# RS4 turbos from eBay



## volkswjetta3 (Jan 25, 2008)

https://www.ebay.com/itm/191694576826









Here's the link and a screen shot, what do you guys think? Has anyone got those? Maybe even bought from this guy? What are your thoughts? 


Sent from my iPhone using Tapatalk


----------



## volkswjetta3 (Jan 25, 2008)

Anybody?


Sent from my iPhone using Tapatalk


----------



## papajugs (Jul 29, 2013)

my rule of thumb if it seems to good to be true that its probably not real. I would avoid buying those considering a set goes for 1900 and up


----------



## volkswjetta3 (Jan 25, 2008)

This was my first thought, but I have had good luck buying replacement from ebay for jobs when price was a problem. 

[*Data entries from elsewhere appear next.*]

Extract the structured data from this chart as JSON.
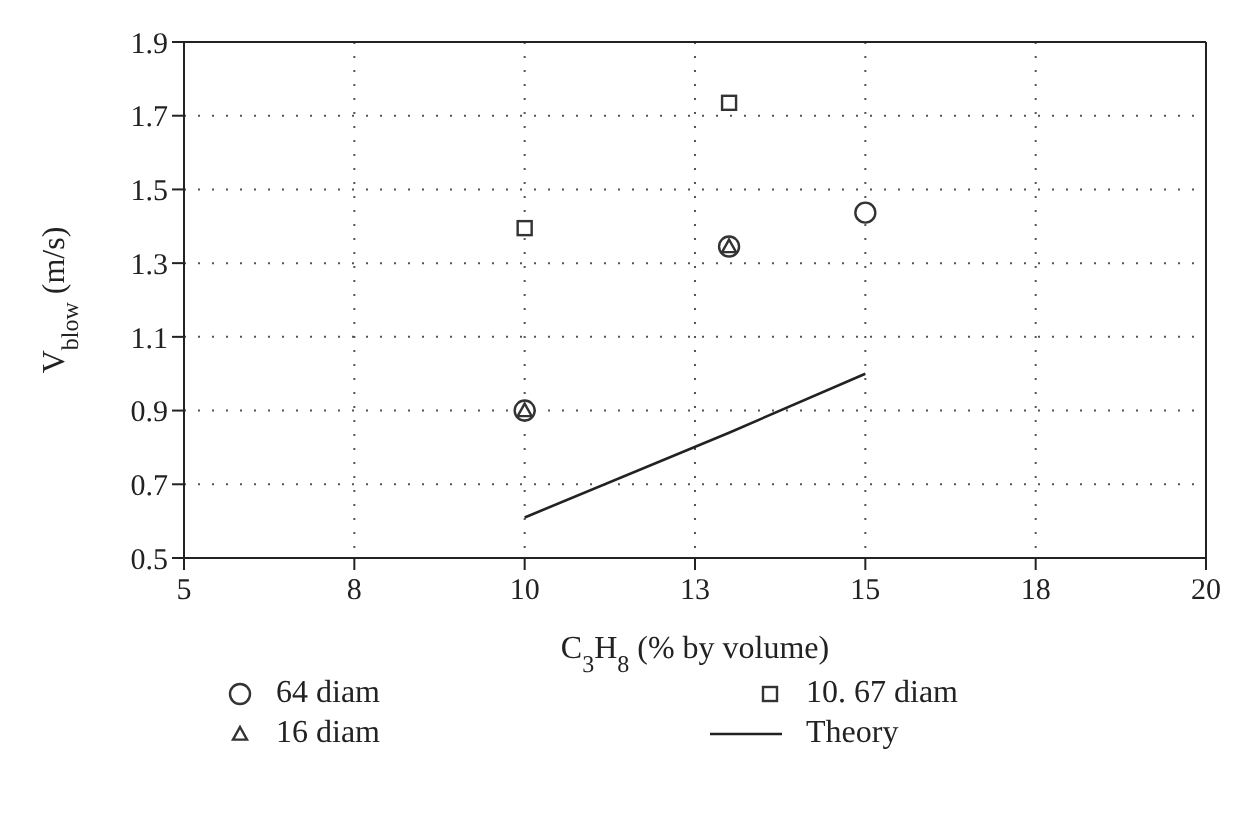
{
  "chart_data": {
    "type": "scatter",
    "xlabel": "C$_{3}$H$_{8}$ (% by volume)",
    "ylabel": "V$_{blow}$ (m/s)",
    "xlim": [
      5,
      20
    ],
    "xticks": [
      5,
      {
        "value": 7.5,
        "label": "8"
      },
      10,
      {
        "value": 12.5,
        "label": "13"
      },
      15,
      {
        "value": 17.5,
        "label": "18"
      },
      20
    ],
    "ylim": [
      0.5,
      1.9
    ],
    "yticks": [
      0.5,
      0.7,
      0.9,
      1.1,
      1.3,
      1.5,
      1.7,
      1.9
    ],
    "grid": true,
    "legend": "bottom",
    "series": [
      {
        "name": "64 diam",
        "color": "#333333",
        "marker": "circle",
        "x": [
          10,
          13,
          15
        ],
        "values": [
          0.9,
          1.345,
          1.437
        ]
      },
      {
        "name": "10. 67 diam",
        "color": "#333333",
        "marker": "square",
        "x": [
          10,
          13
        ],
        "values": [
          1.395,
          1.735
        ]
      },
      {
        "name": "16 diam",
        "color": "#333333",
        "marker": "triangle",
        "x": [
          10,
          13
        ],
        "values": [
          0.9,
          1.345
        ]
      },
      {
        "name": "Theory",
        "type": "line",
        "color": "#222222",
        "marker": "none",
        "x": [
          10,
          13,
          15
        ],
        "values": [
          0.61,
          0.84,
          1.0
        ]
      }
    ]
  }
}
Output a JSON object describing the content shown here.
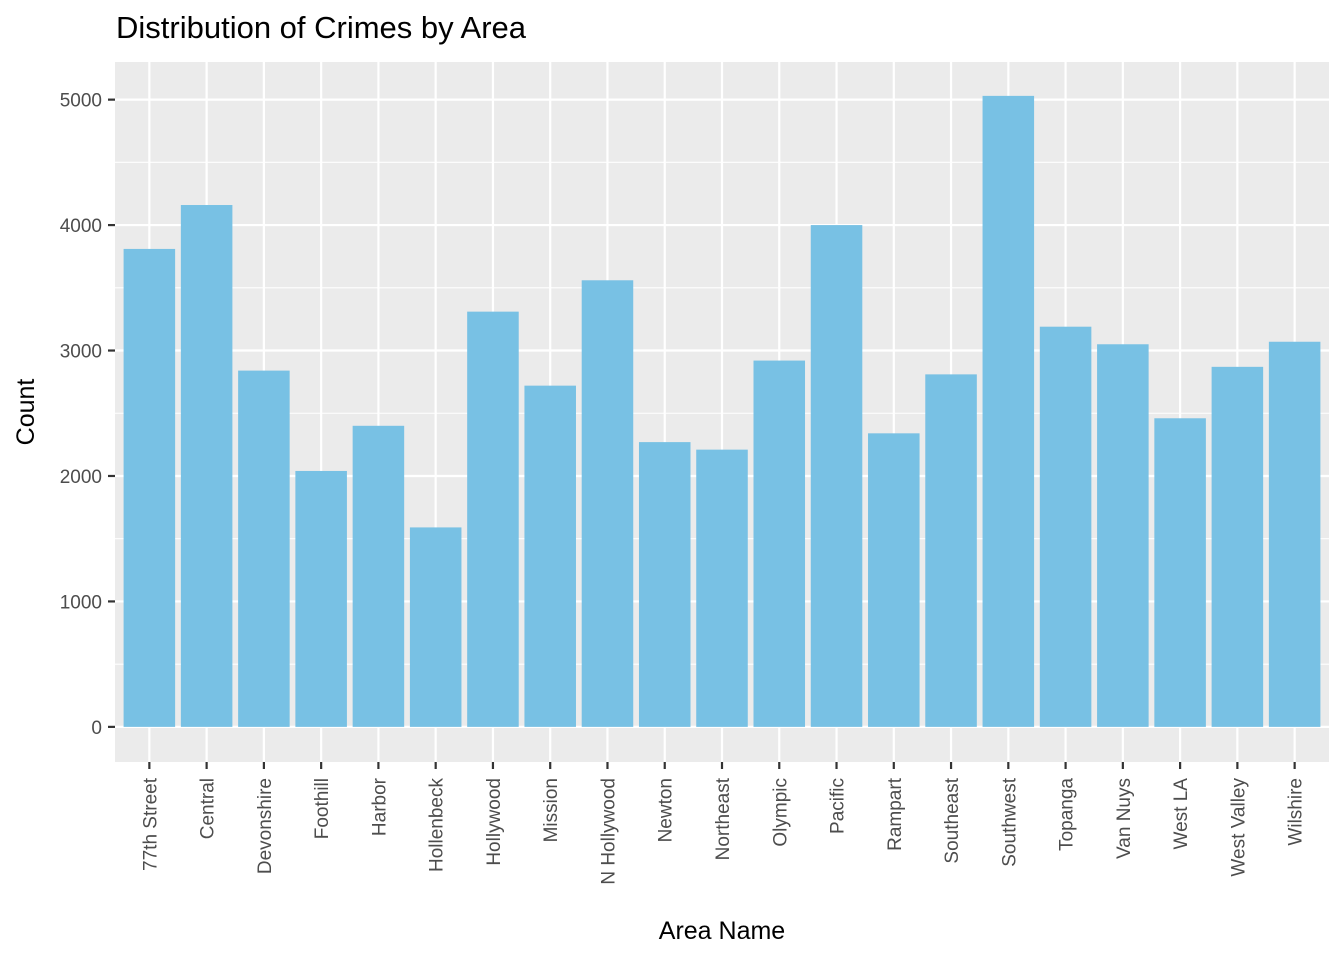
{
  "chart_data": {
    "type": "bar",
    "title": "Distribution of Crimes by Area",
    "xlabel": "Area Name",
    "ylabel": "Count",
    "ylim": [
      -280,
      5300
    ],
    "yticks": [
      0,
      1000,
      2000,
      3000,
      4000,
      5000
    ],
    "grid": true,
    "legend": "none",
    "bar_color": "#78c1e4",
    "panel_color": "#ebebeb",
    "categories": [
      "77th Street",
      "Central",
      "Devonshire",
      "Foothill",
      "Harbor",
      "Hollenbeck",
      "Hollywood",
      "Mission",
      "N Hollywood",
      "Newton",
      "Northeast",
      "Olympic",
      "Pacific",
      "Rampart",
      "Southeast",
      "Southwest",
      "Topanga",
      "Van Nuys",
      "West LA",
      "West Valley",
      "Wilshire"
    ],
    "values": [
      3810,
      4160,
      2840,
      2040,
      2400,
      1590,
      3310,
      2720,
      3560,
      2270,
      2210,
      2920,
      4000,
      2340,
      2810,
      5030,
      3190,
      3050,
      2460,
      2870,
      3070
    ]
  }
}
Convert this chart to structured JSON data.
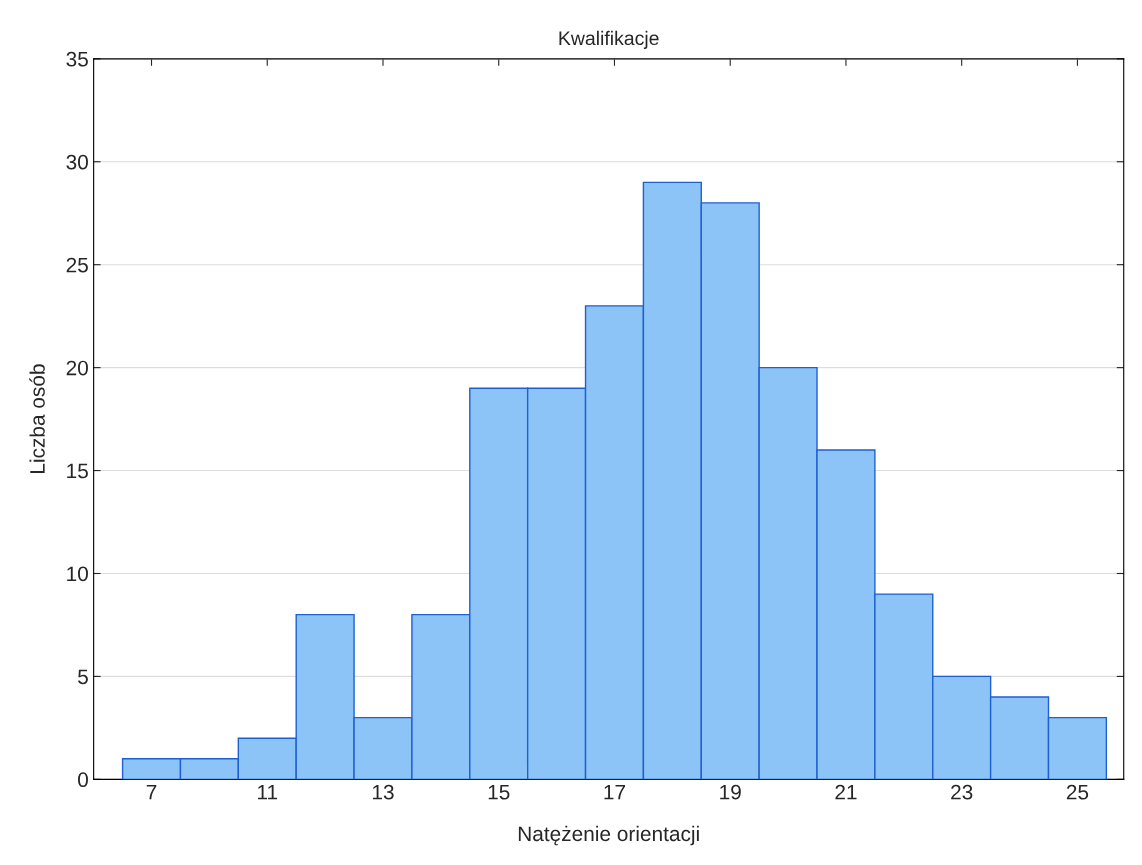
{
  "chart_data": {
    "type": "bar",
    "title": "Kwalifikacje",
    "xlabel": "Natężenie orientacji",
    "ylabel": "Liczba osób",
    "categories": [
      "7",
      null,
      "11",
      null,
      "13",
      null,
      "15",
      null,
      "17",
      null,
      "19",
      null,
      "21",
      null,
      "23",
      null,
      "25"
    ],
    "values": [
      1,
      1,
      2,
      8,
      3,
      8,
      19,
      19,
      23,
      29,
      28,
      20,
      16,
      9,
      5,
      4,
      3
    ],
    "color": "#8cc4f8",
    "ylim": [
      0,
      35
    ],
    "yticks": [
      0,
      5,
      10,
      15,
      20,
      25,
      30,
      35
    ],
    "grid": "y"
  }
}
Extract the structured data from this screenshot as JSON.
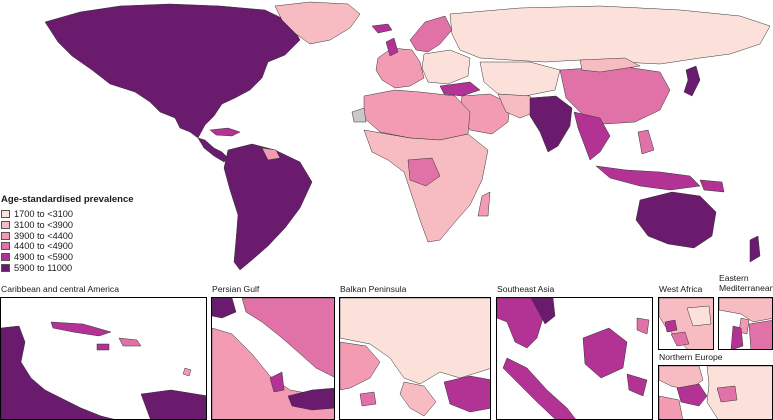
{
  "legend": {
    "title": "Age-standardised prevalence",
    "classes": [
      {
        "label": "1700 to <3100",
        "color": "#fce1db"
      },
      {
        "label": "3100 to <3900",
        "color": "#f7bcc2"
      },
      {
        "label": "3900 to <4400",
        "color": "#f29bb2"
      },
      {
        "label": "4400 to <4900",
        "color": "#e172a8"
      },
      {
        "label": "4900 to <5900",
        "color": "#b33395"
      },
      {
        "label": "5900 to 11000",
        "color": "#6a1b6e"
      }
    ]
  },
  "colors": {
    "no_data": "#c9c9c9",
    "border": "#333333",
    "ocean": "#ffffff"
  },
  "insets": [
    {
      "id": "caribbean",
      "label": "Caribbean and central America"
    },
    {
      "id": "persian-gulf",
      "label": "Persian Gulf"
    },
    {
      "id": "balkan",
      "label": "Balkan Peninsula"
    },
    {
      "id": "southeast-asia",
      "label": "Southeast Asia"
    },
    {
      "id": "west-africa",
      "label": "West Africa"
    },
    {
      "id": "eastern-med",
      "label": "Eastern Mediterranean"
    },
    {
      "id": "northern-europe",
      "label": "Northern Europe"
    }
  ]
}
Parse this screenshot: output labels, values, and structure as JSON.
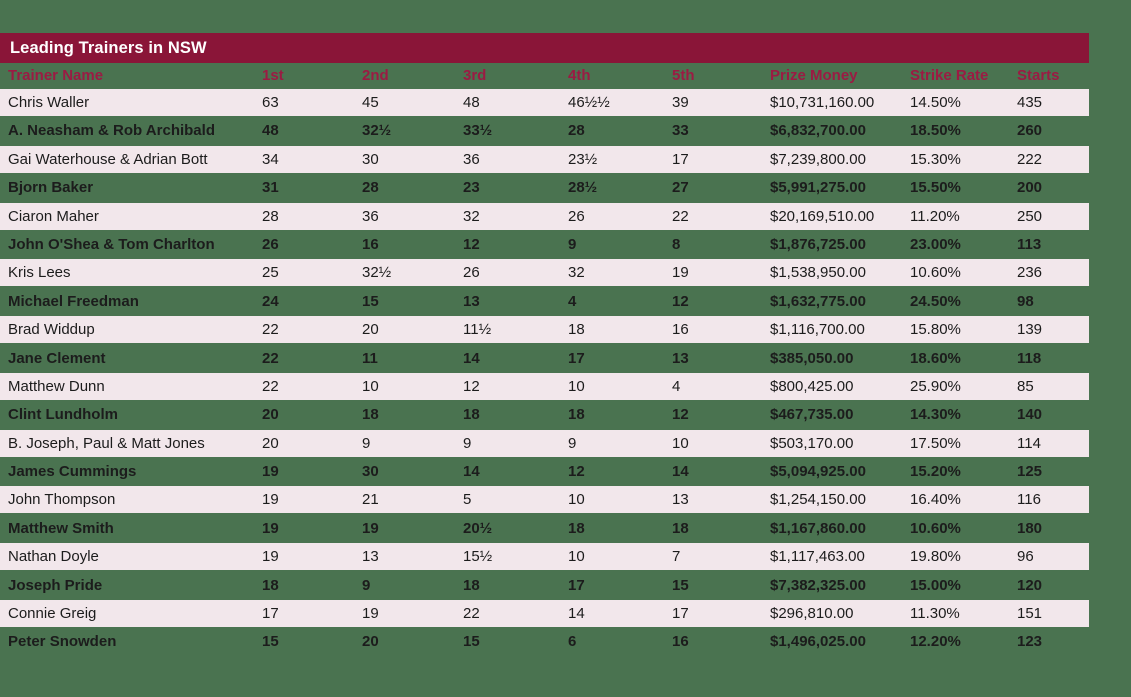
{
  "title": "Leading Trainers in NSW",
  "colors": {
    "background_green": "#4A7350",
    "title_bar_maroon": "#8A1538",
    "column_header_text": "#9B1B43",
    "row_stripe_pink": "#F2E7EB",
    "row_text": "#1C1C1C",
    "title_text": "#FFFFFF"
  },
  "chart_data": {
    "type": "table",
    "title": "Leading Trainers in NSW",
    "columns": [
      "Trainer Name",
      "1st",
      "2nd",
      "3rd",
      "4th",
      "5th",
      "Prize Money",
      "Strike Rate",
      "Starts"
    ],
    "rows": [
      [
        "Chris Waller",
        "63",
        "45",
        "48",
        "46½½",
        "39",
        "$10,731,160.00",
        "14.50%",
        "435"
      ],
      [
        "A. Neasham & Rob Archibald",
        "48",
        "32½",
        "33½",
        "28",
        "33",
        "$6,832,700.00",
        "18.50%",
        "260"
      ],
      [
        "Gai Waterhouse & Adrian Bott",
        "34",
        "30",
        "36",
        "23½",
        "17",
        "$7,239,800.00",
        "15.30%",
        "222"
      ],
      [
        "Bjorn Baker",
        "31",
        "28",
        "23",
        "28½",
        "27",
        "$5,991,275.00",
        "15.50%",
        "200"
      ],
      [
        "Ciaron Maher",
        "28",
        "36",
        "32",
        "26",
        "22",
        "$20,169,510.00",
        "11.20%",
        "250"
      ],
      [
        "John O'Shea & Tom Charlton",
        "26",
        "16",
        "12",
        "9",
        "8",
        "$1,876,725.00",
        "23.00%",
        "113"
      ],
      [
        "Kris Lees",
        "25",
        "32½",
        "26",
        "32",
        "19",
        "$1,538,950.00",
        "10.60%",
        "236"
      ],
      [
        "Michael Freedman",
        "24",
        "15",
        "13",
        "4",
        "12",
        "$1,632,775.00",
        "24.50%",
        "98"
      ],
      [
        "Brad Widdup",
        "22",
        "20",
        "11½",
        "18",
        "16",
        "$1,116,700.00",
        "15.80%",
        "139"
      ],
      [
        "Jane Clement",
        "22",
        "11",
        "14",
        "17",
        "13",
        "$385,050.00",
        "18.60%",
        "118"
      ],
      [
        "Matthew Dunn",
        "22",
        "10",
        "12",
        "10",
        "4",
        "$800,425.00",
        "25.90%",
        "85"
      ],
      [
        "Clint Lundholm",
        "20",
        "18",
        "18",
        "18",
        "12",
        "$467,735.00",
        "14.30%",
        "140"
      ],
      [
        "B. Joseph, Paul & Matt Jones",
        "20",
        "9",
        "9",
        "9",
        "10",
        "$503,170.00",
        "17.50%",
        "114"
      ],
      [
        "James Cummings",
        "19",
        "30",
        "14",
        "12",
        "14",
        "$5,094,925.00",
        "15.20%",
        "125"
      ],
      [
        "John Thompson",
        "19",
        "21",
        "5",
        "10",
        "13",
        "$1,254,150.00",
        "16.40%",
        "116"
      ],
      [
        "Matthew Smith",
        "19",
        "19",
        "20½",
        "18",
        "18",
        "$1,167,860.00",
        "10.60%",
        "180"
      ],
      [
        "Nathan Doyle",
        "19",
        "13",
        "15½",
        "10",
        "7",
        "$1,117,463.00",
        "19.80%",
        "96"
      ],
      [
        "Joseph Pride",
        "18",
        "9",
        "18",
        "17",
        "15",
        "$7,382,325.00",
        "15.00%",
        "120"
      ],
      [
        "Connie Greig",
        "17",
        "19",
        "22",
        "14",
        "17",
        "$296,810.00",
        "11.30%",
        "151"
      ],
      [
        "Peter Snowden",
        "15",
        "20",
        "15",
        "6",
        "16",
        "$1,496,025.00",
        "12.20%",
        "123"
      ]
    ]
  }
}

Sent from my iPhone using Tapatalk


----------



## GRMNMUSL (May 22, 2009)

If you are doing the install go for it. You would be surprised, I have put a couple pairs on and no issues. Remember its a win turbo so 24 lbs is really 12lbs each. 
That's nothing. There was a company who were installing Ebay K04's on cars and no-one was the wiser.

I MEAN YOU WOULD BUY USED k03'S RIGHT SO WHATS THE DIFFERENCE?


----------